Today is the first day of NaNoWriMo – National Novel Writing Month. For some of us who blog, this is Nano Poblano – “the World’s Least-Official November Blog Challenge”
I won’t be writing a post a day, as I have attempted in other challenges. Instead, I’m committing to 10 posts this month. I’ll also be linking to 10 other posts this month.
Welcome to my first post of the month. Now, back to what I was writing about.
Last night I shared the requisite costume pic of my youngest, who will be 11 in a little over a month.
She looks older, huh? Sooo not ready for that.
When I woke up this morning, there were many “👍” and a few “♥️.” The last “like” was from a guy who had attended the same high school as I did. Just about the only interactions we have are reading and occasionally clicking our reaction to each other’s posts. But, he posts nice pictures of nature and other things I find mildly interesting. We reconnected at our 30 year class reunion a couple of years ago.
He may or may not remember, but, we had previously connected on FB back in 2010 or 2011, when I first joined the ‘book. It ended after a contentious interaction when the world didn’t end according to the 2012 Mayan Calendar predictions.

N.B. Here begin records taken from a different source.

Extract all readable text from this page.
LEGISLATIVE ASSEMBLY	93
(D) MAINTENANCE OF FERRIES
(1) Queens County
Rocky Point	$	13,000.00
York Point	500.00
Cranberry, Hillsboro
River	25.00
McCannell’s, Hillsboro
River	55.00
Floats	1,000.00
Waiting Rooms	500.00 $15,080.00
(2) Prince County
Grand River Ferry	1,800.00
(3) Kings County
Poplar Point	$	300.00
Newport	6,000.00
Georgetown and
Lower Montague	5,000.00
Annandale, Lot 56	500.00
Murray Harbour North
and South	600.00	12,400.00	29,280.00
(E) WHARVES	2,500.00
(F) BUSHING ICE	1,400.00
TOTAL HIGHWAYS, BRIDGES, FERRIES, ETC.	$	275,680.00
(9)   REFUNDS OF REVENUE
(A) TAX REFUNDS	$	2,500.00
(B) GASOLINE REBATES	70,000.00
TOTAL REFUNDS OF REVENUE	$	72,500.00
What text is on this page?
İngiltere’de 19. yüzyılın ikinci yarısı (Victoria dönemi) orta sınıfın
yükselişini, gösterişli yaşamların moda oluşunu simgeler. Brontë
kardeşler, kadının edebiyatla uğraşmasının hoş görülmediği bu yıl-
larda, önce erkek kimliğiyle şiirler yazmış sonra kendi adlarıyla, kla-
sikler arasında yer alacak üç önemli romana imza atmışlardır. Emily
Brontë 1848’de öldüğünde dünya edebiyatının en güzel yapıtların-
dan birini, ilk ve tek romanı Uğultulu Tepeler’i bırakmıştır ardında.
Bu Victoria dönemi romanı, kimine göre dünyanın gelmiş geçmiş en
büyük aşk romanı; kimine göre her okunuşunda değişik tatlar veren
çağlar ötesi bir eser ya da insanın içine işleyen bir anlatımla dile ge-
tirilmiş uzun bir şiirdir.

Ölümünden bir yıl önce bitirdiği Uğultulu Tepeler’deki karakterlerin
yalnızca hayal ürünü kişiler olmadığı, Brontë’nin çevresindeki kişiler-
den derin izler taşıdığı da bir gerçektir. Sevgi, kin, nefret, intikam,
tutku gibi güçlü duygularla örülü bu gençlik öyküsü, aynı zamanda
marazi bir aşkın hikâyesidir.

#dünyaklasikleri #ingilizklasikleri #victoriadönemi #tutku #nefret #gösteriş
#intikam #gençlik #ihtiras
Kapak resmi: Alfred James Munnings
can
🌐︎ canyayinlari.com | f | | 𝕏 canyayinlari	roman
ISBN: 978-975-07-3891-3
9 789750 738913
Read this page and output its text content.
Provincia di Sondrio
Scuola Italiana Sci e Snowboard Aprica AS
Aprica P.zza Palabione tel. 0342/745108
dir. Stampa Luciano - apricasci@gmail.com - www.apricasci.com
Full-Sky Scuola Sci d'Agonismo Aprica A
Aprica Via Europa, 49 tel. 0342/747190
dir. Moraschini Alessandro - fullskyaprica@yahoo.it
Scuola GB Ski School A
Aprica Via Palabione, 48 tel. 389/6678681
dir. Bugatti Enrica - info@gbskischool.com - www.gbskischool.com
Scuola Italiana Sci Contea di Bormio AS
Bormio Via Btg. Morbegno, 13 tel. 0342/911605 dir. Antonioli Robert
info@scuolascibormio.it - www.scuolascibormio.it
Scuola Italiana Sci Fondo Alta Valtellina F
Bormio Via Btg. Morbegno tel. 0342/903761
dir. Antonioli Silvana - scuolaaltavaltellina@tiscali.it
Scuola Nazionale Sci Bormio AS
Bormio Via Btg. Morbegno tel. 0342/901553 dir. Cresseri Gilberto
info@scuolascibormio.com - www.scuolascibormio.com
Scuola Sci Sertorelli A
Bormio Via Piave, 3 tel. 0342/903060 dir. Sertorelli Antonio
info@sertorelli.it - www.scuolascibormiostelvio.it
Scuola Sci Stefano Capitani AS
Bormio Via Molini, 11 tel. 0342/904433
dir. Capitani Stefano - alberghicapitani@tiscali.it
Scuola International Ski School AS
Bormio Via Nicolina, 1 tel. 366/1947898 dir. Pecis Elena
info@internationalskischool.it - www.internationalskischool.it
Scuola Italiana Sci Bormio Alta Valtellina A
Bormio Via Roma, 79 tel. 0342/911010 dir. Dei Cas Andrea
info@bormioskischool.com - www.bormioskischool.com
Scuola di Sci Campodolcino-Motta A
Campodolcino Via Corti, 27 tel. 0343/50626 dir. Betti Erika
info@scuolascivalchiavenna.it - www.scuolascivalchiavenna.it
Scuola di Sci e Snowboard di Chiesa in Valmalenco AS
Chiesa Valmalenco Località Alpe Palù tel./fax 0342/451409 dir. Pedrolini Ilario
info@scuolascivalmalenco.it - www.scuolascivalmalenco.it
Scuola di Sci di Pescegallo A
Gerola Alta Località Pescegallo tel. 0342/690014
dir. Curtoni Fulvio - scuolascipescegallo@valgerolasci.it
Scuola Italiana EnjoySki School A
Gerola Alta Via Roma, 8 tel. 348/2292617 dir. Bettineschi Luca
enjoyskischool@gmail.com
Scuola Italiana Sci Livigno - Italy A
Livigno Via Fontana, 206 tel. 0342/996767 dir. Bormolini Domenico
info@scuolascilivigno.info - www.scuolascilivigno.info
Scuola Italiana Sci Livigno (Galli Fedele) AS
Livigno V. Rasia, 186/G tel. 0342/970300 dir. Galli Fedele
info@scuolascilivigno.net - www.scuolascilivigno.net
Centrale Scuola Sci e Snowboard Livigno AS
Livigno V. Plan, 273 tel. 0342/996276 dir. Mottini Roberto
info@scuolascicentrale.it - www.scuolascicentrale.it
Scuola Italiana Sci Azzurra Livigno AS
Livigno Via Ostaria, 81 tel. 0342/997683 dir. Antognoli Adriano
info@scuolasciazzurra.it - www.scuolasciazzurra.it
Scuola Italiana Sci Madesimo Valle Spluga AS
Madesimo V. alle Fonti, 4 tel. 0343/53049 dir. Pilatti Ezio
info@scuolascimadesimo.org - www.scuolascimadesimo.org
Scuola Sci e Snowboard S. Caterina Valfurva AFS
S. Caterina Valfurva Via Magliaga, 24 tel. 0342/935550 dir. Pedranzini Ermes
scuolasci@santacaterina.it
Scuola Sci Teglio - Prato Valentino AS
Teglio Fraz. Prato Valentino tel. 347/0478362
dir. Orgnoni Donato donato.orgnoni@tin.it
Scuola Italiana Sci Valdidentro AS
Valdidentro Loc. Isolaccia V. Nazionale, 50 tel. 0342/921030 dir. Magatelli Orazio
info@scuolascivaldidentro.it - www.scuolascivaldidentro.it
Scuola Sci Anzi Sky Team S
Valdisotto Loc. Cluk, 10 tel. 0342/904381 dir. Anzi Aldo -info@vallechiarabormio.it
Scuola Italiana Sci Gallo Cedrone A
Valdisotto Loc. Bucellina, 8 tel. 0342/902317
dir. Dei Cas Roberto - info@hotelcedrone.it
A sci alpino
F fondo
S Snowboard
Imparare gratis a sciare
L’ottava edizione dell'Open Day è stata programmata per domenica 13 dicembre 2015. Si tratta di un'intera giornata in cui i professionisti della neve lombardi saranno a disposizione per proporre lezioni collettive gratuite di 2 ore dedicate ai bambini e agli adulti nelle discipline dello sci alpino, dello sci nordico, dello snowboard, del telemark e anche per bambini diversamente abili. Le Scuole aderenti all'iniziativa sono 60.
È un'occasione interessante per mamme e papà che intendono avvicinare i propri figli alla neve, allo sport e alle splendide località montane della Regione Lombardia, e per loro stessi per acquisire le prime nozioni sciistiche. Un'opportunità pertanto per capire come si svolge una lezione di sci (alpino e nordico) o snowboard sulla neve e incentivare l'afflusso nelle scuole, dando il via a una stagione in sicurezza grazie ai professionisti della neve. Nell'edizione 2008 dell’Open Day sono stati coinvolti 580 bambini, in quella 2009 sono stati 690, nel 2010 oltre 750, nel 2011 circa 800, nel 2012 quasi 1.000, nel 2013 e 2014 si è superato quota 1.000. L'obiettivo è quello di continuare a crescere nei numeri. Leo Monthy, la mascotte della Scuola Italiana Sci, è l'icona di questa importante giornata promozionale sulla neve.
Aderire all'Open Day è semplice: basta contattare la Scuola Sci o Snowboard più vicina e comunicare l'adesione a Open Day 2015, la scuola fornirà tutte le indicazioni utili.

Depression had its hold on me and I posted some joke about being disappointed that the predictions had been wrong. He took exception to that and expressed his disagreement and disapproval.
That triggered anxiety and activated my defensiveness. I felt attacked. I was shaky and feeling threatened for no apparent reason. That was about the time another h.s. acquaintance and I got in conflict over something else, entirely.
I reactively “purged” my FB account, hoping to deactivate my hypervigilant hypersensitivity of the moment. I remember that I still felt threatened in some vague, amorphous way.
Some of that stemmed from my desire and need to be understood and accepted. However, I equated being understood with being agreed with and being accepted meant being justified and approved of. Anything else felt like I was under attack and unsafe.
I still don’t really understand the root reasons I experience anxiety around feeling rejected and not acceptable. I guess that hearkens back to Maslow’s hierarchy of needs, with a sense of belonging being a basic need.
All I know, is that my gut clenched, my breathing got shallow, and my heart hammered when I saw the guy at our class reunion. Our online disagreement had such an impact on me. I wanted to avoid him and hide, because I was certain he would remember our interaction and be judging me by it.
Chances are he doesn’t remember that interaction. Otherwise, we probably wouldn’t be connected today. If he does remember, it likely doesn’t matter to him one way or the other. Regardless, the fact is that a molehill had been amplified to seem like a mountain, and, I think it’s possible that interaction will stay with me for a long time.
Part of me looks back on that time and sees the degree and type of reactivity and judges past me harshly. However, there’s a bigger part of me that understands and accepts who I was back then.
So, here’s my message to the me I used to be:
I love you. You’re not ridiculous and never were. You were living with the results of trauma. You were living without knowledge or understanding of the mental illnesses in your brain. I’m proud of you. You knew your reactions were signs you needed help and you paid attention to those signs. You had the courage to ask for help. You put in the work to change, heal and grow. You had the strength of character to own the consequences of your actions and behaviors from then and before. I’m grateful to you. You made me, me. You’re amazing. Thank you.